Data currency: How up-to-date is your data? Here the assumption is that data is coming in on a daily basis and is then checked and timestamped.

This list can go on and on, but the good thing about this approach based on Spark and Scala is that, with fewer code, a lot can be achieved using a huge amout of data.

Sometimes, a system may have some specific requirements related to who is consuming the data and in what form; and the consumber may have assumptions about the the data. 

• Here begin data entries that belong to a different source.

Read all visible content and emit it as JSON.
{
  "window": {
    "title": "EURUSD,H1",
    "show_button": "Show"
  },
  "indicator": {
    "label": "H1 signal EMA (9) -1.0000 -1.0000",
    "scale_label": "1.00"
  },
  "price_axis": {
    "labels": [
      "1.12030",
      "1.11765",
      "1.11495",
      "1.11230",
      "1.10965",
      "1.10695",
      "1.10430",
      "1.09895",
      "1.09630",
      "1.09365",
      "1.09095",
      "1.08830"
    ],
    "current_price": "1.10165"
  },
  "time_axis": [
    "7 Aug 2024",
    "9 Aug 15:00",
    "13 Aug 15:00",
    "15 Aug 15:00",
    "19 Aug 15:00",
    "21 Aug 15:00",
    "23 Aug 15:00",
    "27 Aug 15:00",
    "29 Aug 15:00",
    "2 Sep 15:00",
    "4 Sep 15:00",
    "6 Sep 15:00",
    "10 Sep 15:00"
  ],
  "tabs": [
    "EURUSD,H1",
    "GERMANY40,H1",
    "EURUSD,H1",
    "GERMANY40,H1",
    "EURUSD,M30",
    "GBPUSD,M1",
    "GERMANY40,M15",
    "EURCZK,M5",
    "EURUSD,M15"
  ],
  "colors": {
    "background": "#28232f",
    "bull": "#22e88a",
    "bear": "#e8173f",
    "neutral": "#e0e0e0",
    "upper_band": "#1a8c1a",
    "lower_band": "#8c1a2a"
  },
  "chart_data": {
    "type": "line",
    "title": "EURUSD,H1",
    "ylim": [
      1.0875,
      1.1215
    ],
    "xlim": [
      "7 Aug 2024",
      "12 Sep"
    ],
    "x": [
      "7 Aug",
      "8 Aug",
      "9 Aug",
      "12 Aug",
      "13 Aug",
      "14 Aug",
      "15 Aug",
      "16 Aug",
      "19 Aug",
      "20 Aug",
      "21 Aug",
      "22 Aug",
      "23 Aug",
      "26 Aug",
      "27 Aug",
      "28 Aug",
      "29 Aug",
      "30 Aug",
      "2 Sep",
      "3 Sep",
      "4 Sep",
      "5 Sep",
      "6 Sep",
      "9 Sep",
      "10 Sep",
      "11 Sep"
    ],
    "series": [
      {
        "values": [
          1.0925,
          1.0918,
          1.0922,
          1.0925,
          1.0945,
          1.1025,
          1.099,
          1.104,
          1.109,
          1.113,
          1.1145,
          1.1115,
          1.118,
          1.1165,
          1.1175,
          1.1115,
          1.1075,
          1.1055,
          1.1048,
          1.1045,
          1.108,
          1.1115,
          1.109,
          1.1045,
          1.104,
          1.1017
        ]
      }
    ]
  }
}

Data usability: Consumer applications may apply certain expectations like:

• column1.value should not be equal to column2.value
• column3.value should always be column1.value + column2.value
• No value in column x should appear more than x% of the time

    var arr = Array("ColumnName1", "ColumnName2", "ColumnName3")
    var freq = sampledataframe.stat.freqItems(arr, 0.4)
    freq.collect()
    freq.show()

While these are considered basic validations, we also have some advanced level checks to ensure data quality, like:

• Anomaly Detection: This includes two major points:
• If the dimension is given, like a time-based anomaly. This means within any timeframe (slice period), the number of records should not be more than x% of the average. To achive this with Spark:
  • Let's assume the slice period is 1 minute.
  • First, the timestamp column needs to be filtered/formatted such that the unit representation of the timestamp is a minute. This will produce duplicates, but that should not be an issue.
  • Next, use groupBy, like so: sampledataframe.groupBy("timestamp").count().
  • Get the average of that count and also find the slice period (if it exists), which has x% more records than the average. 
• Ordering
  • The record should follow a certain order. For example, within a day the records for a particular consumer should start with impressions, clicks, landing page, cart, and end with purchases. There may be partial records, but it should follow a general order. To check this with Spark:
    •  groupBy("ID").
    • Run the order check for the group.
      
• Circular dependency: Let me explain this with an example.
  • If two columns are taken up where column A => Column B, and the records are like:

  ID	Name	Fathers Name
  1	Alpha	Bravo
  2	Bravo	Gamma
  3	Gamma	Alpha

  • If consuming the application tries to print the family hierarchy, it may fall into a loop.
• Failure Trend
  • Consider that data is coming into the system everyday. Let's assume its behavioral/touchpoint data. For simplicity, let's call each day's data a 'batch.' In every batch, if we are getting exactly the same set of failures, then there must be a failure trend which is going on across batches.
  • If the failure is coming for same a set of email_id (emain id is one column), then it might be a symptom of a bot's behavior.
• Data Bias: This means a consistent shift in the graph. Like:
• If 30 minutes is getting added to the timestamp, then all the records will always have this 30 minute implicit bias. So, if the prediction algorithm is going to use this data, this bias will impact its results.
• If the algorithms which is producing this data, has learning bias then for one set of data it produces more default values then for other. Like based on buying behaviour, it can predict the wrong gender. 

Bot Behavioor: Usually, a bot's behaviour is something like:

• It generates records with the same set of unique identifiers of records. Like same set of email_ids.
• It generates website traffic at any particular time. This is a time-based anomaly.
• It generates records in a defined order: ordering checks across data batches.